Alex turned in place, trying her best to look aimless about it. Although she wasn’t certain it looked better to be aimlessly turning in circles than to be staring at a blank wall.
As she completed her circle, she caught sight of the man Chase had described. Her stomach churned.
“Tell me he’s not looking this way,” Chase mumbled.
“He’s looking this way.” Which meant Alex wanted to pick up her skirts and sprint in the opposite direction.
“Reynaud?” The voice carried from the other end of the gallery. “Chase Reynaud, is that you?”
Chase cursed under his breath. “No escaping it now.” He turned and raised his hand in a halfhearted greeting. “That’s Sir W—”
“Sir Winston Harvey.”
“You know him?”
“I set the clocks in his house for three years.”
“Then you know he’s insufferable.”
Her skin crawled. “Oh, yes.”
In the distance, Sir Winston began taking leave of his current conversational partner—the quicker, presumably, to make his way down the length of the gallery to them.
“I’ll go to the girls,” Alex said. “They’ve moved on to the Grecian marbles.”
“No, stay.” He tugged her to his side, drawing her hand through his arm. “If you’re here, he won’t regale me with tales of his sordid brothel adventures. He seems to think I’ll be impressed.”
“I’d rather go with the girls.”
“What did he do?” He must have caught the tense note in her voice. “Tell me.”
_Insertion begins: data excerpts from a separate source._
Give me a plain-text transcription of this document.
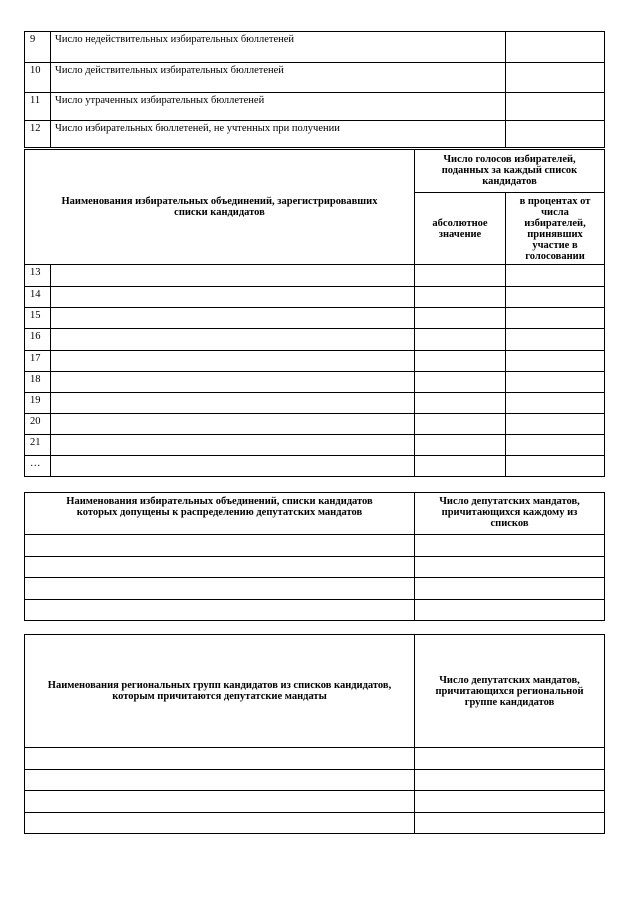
9	Число недействительных избирательных бюллетеней		
10	Число действительных избирательных бюллетеней		
11	Число утраченных избирательных бюллетеней		
12	Число избирательных бюллетеней, не учтенных при получении		
Наименования избирательных объединений, зарегистрировавших списки кандидатов		Число голосов избирателей, поданных за каждый список кандидатов	
		абсолютное значение	в процентах от числа избирателей, принявших участие в голосовании
13			
14			
15			
16			
17			
18			
19			
20			
21			
…			
Наименования избирательных объединений, списки кандидатов которых допущены к распределению депутатских мандатов	Число депутатских мандатов, причитающихся каждому из списков

Наименования региональных групп кандидатов из списков кандидатов, которым причитаются депутатские мандаты	Число депутатских мандатов, причитающихся региональной группе кандидатов
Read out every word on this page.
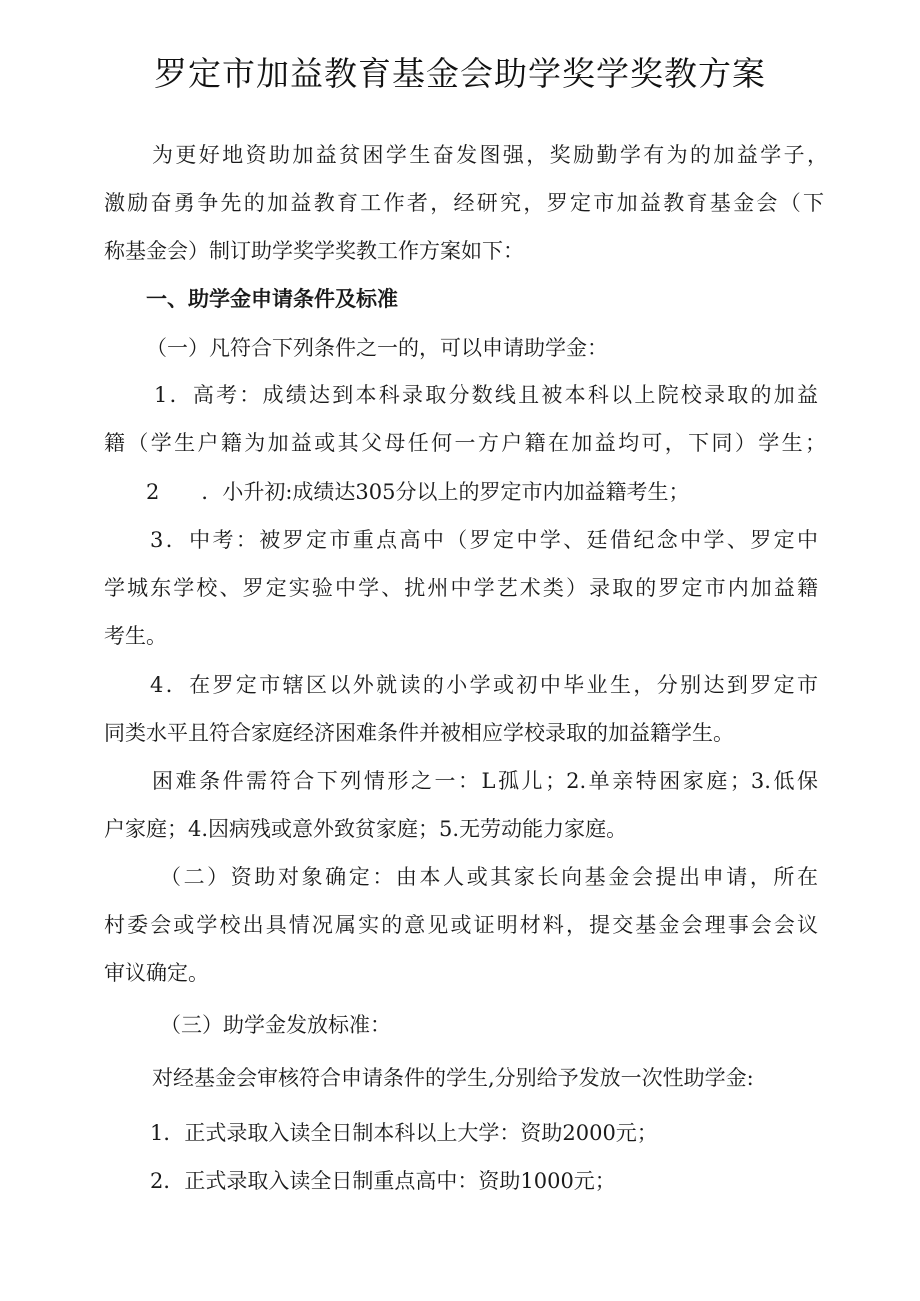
罗定市加益教育基金会助学奖学奖教方案
为更好地资助加益贫困学生奋发图强，奖励勤学有为的加益学子，
激励奋勇争先的加益教育工作者，经研究，罗定市加益教育基金会（下
称基金会）制订助学奖学奖教工作方案如下：
一、助学金申请条件及标准
（一）凡符合下列条件之一的，可以申请助学金：
1．高考：成绩达到本科录取分数线且被本科以上院校录取的加益
籍（学生户籍为加益或其父母任何一方户籍在加益均可，下同）学生；
2　　．小升初:成绩达305分以上的罗定市内加益籍考生；
3．中考：被罗定市重点高中（罗定中学、廷借纪念中学、罗定中
学城东学校、罗定实验中学、扰州中学艺术类）录取的罗定市内加益籍
考生。
4．在罗定市辖区以外就读的小学或初中毕业生，分别达到罗定市
同类水平且符合家庭经济困难条件并被相应学校录取的加益籍学生。
困难条件需符合下列情形之一：L孤儿；2.单亲特困家庭；3.低保
户家庭；4.因病残或意外致贫家庭；5.无劳动能力家庭。
（二）资助对象确定：由本人或其家长向基金会提出申请，所在
村委会或学校出具情况属实的意见或证明材料，提交基金会理事会会议
审议确定。
（三）助学金发放标准：
对经基金会审核符合申请条件的学生,分别给予发放一次性助学金:
1．正式录取入读全日制本科以上大学：资助2000元；
2．正式录取入读全日制重点高中：资助1000元；
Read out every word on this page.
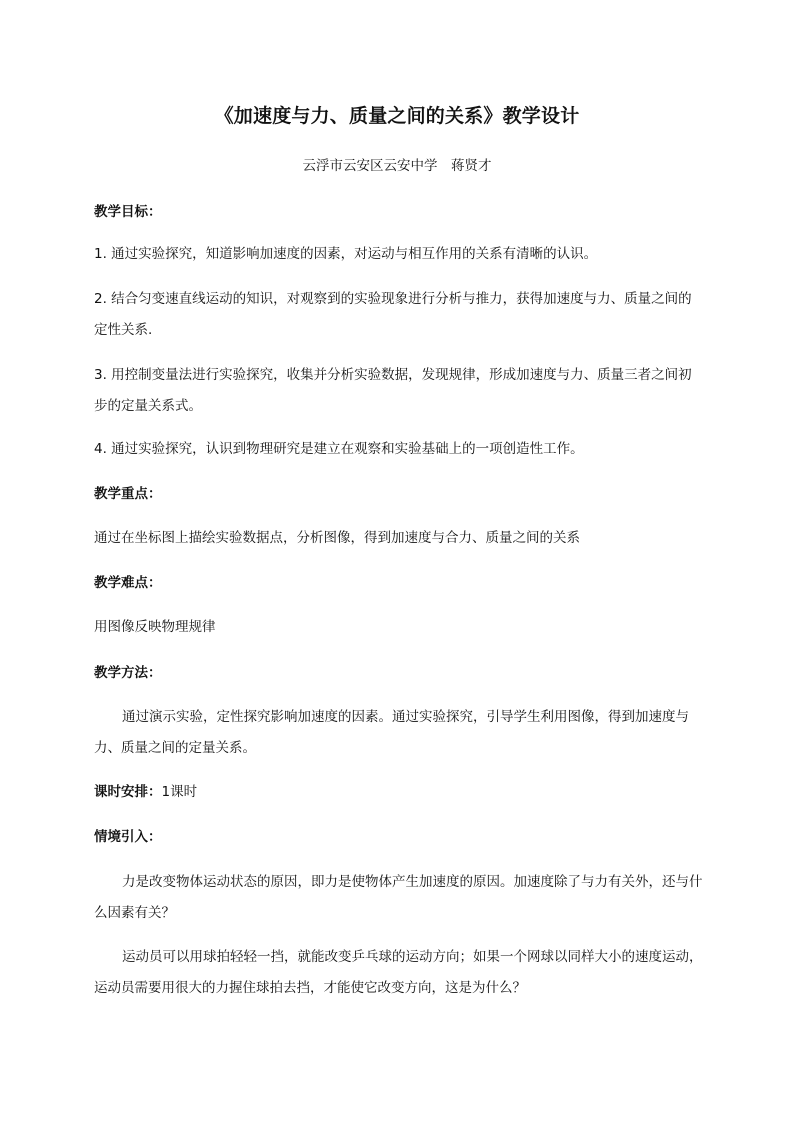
《加速度与力、质量之间的关系》教学设计
云浮市云安区云安中学　蒋贤才

教学目标：

1. 通过实验探究，知道影响加速度的因素，对运动与相互作用的关系有清晰的认识。

2. 结合匀变速直线运动的知识，对观察到的实验现象进行分析与推力，获得加速度与力、质量之间的定性关系.

3. 用控制变量法进行实验探究，收集并分析实验数据，发现规律，形成加速度与力、质量三者之间初步的定量关系式。

4. 通过实验探究，认识到物理研究是建立在观察和实验基础上的一项创造性工作。

教学重点：

通过在坐标图上描绘实验数据点，分析图像，得到加速度与合力、质量之间的关系

教学难点：

用图像反映物理规律

教学方法：

通过演示实验，定性探究影响加速度的因素。通过实验探究，引导学生利用图像，得到加速度与力、质量之间的定量关系。

课时安排：1课时

情境引入：

力是改变物体运动状态的原因，即力是使物体产生加速度的原因。加速度除了与力有关外，还与什么因素有关？

运动员可以用球拍轻轻一挡，就能改变乒乓球的运动方向；如果一个网球以同样大小的速度运动，运动员需要用很大的力握住球拍去挡，才能使它改变方向，这是为什么？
“It was mostly just leering,” she whispered. “A pinch or two. You know, the usual.”
“The usual?”
“The usual for him. Chase, it was years ago. He won’t even recognize me. Just let me go.”
But it was too late. The man was upon them now.
No escape.
Chapter Twenty-Eight
Chase had never been one for committing acts of violence. He wasn’t opposed to a bit of vengeance, but somehow the opportunity had thus far eluded him. He always seemed to show up too late, after the damage was already done.
That was not the case today.
“Reynaud, you old cur. Haven’t seen you about the clubs much of late.” Sir Winston’s attention slid to Alex, and he raked her with a lecherous gaze. “Good to know you’re still in fine form. Who’s this?”
“I’m just the governess,” Alex quickly volunteered.
“You are not just the governess,” Chase corrected. “You are not ‘just’ anything.”
“Well, of course she’s not ‘just’ the governess.” Sir Winston gave him an unsubtle wink. “They never are, are they?”
Chase clapped the man on the shoulder, as if in appreciation of a good joke. And then, turning his back to the room, he drove his fist into the leering blackguard’s gut.
Sir Winston’s hat skittered across the floor.
The man himself was doubled over and groaning. “What the devil was that for, Reynaud?”
“You owe Miss Mountbatten an apology.”
“An apology for what?”
“For insulting her today, to begin. And for taking liberties with her in the past.”
“In the past? For God’s sake, man. What are you on about? I’ve never laid eyes on the chit in my life.”
Alex ducked her head, evading the gaze of the other museum-goers. She murmured, “I told you he wouldn’t remember.”